Marian Seldes Remembering Marlon Brando



Interview with Marian Seldes
Conducted by James Grissom
New York City
2004


What did I say to Marlon [Brando]? Those calls came so suddenly, and they were so sad, a man--a boy, really--in the night, needing a friend. I never consoled him by telling him that he was a brilliant and beautiful actor, because I knew he would reject that. That would have been too easy, something a stranger would say. I loved him so: He was such an important part of my young life, and I watched him in everything, even if it was one of the late shows in the theatres we went to after our performances. All of us actors would do our plays and then head to a theatre to see films. It was like a dream.
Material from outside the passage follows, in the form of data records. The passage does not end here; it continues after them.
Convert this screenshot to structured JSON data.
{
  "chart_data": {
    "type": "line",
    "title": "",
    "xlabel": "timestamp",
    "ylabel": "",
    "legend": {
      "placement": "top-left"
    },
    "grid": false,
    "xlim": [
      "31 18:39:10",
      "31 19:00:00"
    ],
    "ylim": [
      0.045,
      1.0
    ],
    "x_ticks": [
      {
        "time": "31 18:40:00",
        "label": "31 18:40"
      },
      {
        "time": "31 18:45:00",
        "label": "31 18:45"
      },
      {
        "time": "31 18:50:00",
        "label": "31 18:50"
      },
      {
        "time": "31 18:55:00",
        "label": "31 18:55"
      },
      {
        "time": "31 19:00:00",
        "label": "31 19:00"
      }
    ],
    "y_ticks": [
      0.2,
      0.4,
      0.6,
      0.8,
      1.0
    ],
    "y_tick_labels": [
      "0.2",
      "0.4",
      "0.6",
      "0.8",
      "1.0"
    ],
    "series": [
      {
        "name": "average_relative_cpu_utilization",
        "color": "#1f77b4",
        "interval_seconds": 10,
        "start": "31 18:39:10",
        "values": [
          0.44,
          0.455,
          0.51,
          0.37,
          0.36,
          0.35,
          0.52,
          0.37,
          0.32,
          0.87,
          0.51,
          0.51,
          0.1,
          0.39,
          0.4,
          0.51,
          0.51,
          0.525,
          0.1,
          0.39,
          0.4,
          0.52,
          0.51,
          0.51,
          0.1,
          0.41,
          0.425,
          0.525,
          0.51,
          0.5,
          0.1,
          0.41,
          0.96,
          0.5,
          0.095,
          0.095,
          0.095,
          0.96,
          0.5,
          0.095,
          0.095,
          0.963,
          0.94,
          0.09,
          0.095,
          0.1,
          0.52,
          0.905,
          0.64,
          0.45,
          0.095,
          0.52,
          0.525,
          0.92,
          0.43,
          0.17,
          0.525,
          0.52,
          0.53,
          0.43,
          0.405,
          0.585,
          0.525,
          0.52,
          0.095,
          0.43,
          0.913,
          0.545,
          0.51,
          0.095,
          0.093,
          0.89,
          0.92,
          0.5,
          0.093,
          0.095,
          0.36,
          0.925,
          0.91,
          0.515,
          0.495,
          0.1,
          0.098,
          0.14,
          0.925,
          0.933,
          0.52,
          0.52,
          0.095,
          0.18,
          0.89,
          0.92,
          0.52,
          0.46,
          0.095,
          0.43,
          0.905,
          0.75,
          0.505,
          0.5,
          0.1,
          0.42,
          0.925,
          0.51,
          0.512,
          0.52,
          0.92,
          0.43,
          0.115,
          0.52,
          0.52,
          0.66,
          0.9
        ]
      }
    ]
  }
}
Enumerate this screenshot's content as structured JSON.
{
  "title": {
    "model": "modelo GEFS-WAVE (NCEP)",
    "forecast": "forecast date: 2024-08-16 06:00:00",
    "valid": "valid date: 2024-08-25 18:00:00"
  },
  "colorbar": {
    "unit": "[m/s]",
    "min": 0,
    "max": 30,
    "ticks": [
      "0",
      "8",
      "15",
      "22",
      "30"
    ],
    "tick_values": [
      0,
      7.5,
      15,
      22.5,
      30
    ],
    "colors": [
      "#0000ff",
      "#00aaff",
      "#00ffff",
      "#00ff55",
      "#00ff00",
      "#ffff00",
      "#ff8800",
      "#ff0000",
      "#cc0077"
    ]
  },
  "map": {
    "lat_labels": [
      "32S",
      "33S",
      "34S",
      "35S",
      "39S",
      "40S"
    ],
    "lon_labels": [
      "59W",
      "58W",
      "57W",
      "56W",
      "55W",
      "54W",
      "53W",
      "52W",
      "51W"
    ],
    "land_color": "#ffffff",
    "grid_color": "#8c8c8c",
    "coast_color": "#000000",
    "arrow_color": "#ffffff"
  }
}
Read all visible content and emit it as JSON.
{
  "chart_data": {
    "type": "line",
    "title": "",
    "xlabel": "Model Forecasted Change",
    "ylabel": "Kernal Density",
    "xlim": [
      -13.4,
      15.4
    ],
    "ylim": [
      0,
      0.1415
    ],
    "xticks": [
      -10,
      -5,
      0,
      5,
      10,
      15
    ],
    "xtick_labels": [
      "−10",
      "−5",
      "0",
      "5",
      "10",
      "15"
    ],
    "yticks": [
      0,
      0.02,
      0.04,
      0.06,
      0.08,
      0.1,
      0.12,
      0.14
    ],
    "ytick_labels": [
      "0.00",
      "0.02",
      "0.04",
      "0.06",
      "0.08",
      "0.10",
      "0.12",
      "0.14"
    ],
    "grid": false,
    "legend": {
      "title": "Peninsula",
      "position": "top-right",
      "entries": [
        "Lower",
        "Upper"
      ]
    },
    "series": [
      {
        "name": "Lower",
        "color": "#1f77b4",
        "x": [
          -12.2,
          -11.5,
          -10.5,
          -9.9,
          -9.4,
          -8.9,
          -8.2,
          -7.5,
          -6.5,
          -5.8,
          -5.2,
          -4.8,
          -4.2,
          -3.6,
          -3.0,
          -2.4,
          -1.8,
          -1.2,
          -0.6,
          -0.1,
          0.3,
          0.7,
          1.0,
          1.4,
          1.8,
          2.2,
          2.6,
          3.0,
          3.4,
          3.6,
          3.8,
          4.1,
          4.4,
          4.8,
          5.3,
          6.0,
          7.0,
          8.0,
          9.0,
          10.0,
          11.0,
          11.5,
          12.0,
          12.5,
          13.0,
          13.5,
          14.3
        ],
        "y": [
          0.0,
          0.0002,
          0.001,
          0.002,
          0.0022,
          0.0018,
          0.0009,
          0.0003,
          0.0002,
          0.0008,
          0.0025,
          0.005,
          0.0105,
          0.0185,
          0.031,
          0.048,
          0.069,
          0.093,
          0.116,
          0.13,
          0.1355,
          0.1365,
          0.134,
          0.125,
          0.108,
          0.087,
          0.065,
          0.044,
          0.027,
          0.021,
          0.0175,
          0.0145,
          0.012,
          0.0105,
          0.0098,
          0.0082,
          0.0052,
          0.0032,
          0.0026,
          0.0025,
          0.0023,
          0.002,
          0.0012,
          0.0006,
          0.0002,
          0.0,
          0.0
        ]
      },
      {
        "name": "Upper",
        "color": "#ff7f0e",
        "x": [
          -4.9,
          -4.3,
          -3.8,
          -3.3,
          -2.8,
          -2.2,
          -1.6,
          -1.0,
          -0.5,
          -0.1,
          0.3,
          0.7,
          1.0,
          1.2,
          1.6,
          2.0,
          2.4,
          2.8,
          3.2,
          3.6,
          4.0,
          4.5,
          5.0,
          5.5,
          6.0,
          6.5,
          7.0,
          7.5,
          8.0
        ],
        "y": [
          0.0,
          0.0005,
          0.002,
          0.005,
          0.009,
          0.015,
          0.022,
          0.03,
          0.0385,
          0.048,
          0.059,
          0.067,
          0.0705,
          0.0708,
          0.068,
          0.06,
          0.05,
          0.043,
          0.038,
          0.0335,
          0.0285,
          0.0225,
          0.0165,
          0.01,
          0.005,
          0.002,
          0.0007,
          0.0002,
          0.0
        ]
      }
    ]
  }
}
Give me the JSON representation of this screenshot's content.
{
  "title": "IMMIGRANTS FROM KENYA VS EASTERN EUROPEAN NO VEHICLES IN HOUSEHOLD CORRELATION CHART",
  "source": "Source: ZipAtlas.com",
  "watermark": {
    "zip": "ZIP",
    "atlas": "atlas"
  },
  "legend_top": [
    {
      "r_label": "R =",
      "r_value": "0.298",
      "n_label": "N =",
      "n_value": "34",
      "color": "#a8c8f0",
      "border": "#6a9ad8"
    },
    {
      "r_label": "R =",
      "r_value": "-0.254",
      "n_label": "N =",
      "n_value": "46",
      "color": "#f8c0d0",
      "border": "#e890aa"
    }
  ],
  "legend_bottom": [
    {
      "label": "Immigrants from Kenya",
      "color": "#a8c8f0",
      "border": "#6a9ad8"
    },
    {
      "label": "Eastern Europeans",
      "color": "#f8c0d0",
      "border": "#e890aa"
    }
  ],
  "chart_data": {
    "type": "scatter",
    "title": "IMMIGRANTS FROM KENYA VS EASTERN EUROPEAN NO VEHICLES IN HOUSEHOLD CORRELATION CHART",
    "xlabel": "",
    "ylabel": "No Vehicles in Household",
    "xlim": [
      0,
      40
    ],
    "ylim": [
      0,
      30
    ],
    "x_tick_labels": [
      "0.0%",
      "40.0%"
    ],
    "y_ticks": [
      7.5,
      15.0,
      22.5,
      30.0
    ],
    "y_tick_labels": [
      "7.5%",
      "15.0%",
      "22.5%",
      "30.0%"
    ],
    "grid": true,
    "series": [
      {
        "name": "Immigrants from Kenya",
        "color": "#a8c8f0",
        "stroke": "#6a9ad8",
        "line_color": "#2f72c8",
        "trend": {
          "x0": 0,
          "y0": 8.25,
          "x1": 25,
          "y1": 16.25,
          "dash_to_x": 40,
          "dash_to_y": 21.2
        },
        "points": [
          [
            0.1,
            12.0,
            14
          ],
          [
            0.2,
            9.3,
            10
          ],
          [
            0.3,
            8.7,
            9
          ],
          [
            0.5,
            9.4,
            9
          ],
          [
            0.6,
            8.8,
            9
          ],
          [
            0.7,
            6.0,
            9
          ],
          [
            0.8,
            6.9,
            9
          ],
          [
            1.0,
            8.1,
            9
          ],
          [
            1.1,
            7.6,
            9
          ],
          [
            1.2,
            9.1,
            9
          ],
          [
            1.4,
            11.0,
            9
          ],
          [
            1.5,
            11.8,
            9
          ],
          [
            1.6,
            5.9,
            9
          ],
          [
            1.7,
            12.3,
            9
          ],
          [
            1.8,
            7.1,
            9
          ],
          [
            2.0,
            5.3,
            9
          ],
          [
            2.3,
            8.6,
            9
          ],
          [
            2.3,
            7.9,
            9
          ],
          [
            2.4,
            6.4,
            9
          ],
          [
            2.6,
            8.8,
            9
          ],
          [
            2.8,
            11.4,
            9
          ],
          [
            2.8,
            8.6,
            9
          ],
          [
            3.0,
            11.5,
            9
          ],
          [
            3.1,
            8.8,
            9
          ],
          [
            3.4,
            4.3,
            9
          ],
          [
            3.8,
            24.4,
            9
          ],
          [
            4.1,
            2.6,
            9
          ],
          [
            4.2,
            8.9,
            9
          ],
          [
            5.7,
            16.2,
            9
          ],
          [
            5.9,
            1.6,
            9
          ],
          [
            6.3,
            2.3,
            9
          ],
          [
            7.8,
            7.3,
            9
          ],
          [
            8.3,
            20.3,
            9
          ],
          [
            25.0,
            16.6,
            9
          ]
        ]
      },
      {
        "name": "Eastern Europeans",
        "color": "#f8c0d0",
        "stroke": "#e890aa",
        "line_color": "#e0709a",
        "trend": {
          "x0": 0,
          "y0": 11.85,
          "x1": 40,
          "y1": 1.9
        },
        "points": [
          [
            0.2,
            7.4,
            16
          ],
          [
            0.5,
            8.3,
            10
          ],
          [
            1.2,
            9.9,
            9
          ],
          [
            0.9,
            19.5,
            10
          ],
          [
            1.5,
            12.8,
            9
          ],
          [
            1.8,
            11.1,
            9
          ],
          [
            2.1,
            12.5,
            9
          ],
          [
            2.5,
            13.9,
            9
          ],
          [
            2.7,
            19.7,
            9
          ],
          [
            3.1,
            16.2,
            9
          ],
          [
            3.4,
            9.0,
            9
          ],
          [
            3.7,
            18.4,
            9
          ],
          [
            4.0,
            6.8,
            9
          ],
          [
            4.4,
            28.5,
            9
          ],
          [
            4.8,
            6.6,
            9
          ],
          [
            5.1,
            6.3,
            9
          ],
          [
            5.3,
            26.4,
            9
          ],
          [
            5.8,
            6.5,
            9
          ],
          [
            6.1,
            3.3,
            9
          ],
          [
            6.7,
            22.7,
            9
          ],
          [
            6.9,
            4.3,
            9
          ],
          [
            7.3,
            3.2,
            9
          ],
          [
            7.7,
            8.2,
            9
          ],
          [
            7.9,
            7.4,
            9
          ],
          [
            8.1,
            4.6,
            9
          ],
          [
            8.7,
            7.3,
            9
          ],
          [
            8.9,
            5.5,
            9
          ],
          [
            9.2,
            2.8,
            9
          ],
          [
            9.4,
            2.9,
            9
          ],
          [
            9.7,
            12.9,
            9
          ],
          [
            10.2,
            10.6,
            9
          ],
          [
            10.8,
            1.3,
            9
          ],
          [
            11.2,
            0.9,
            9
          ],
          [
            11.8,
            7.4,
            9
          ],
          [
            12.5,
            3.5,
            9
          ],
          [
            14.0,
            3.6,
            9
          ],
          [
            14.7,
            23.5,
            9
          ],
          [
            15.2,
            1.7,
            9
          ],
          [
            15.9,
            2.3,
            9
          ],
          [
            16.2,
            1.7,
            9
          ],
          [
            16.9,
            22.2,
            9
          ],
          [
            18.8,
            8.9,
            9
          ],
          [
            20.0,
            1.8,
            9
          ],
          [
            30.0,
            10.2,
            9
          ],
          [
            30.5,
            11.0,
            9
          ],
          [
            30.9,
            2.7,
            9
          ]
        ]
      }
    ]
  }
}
Walking home at two in the morning--we felt safe always then--thinking and talking about what he had done. Yes, we can all love him for that work, but I felt he was calling us--calling me--to see if he, as a man, was loved and mattered. The theatre is my life and my religion and my drug, yes, but it is people I love the most, and I embrace them and love them as I move about them. I want them to live well and be happy, and that is how I would talk to Marlon. I would remind him that he was loved and needed, and we always come back to that term Tennessee [Williams] gave you: to matter. I let him know that he mattered, and I let him know that I was here for him, we were here for him, listening and writing and remembering.

They say he's gone now, but he isn't. We will continue to love him, and so he will continue to live.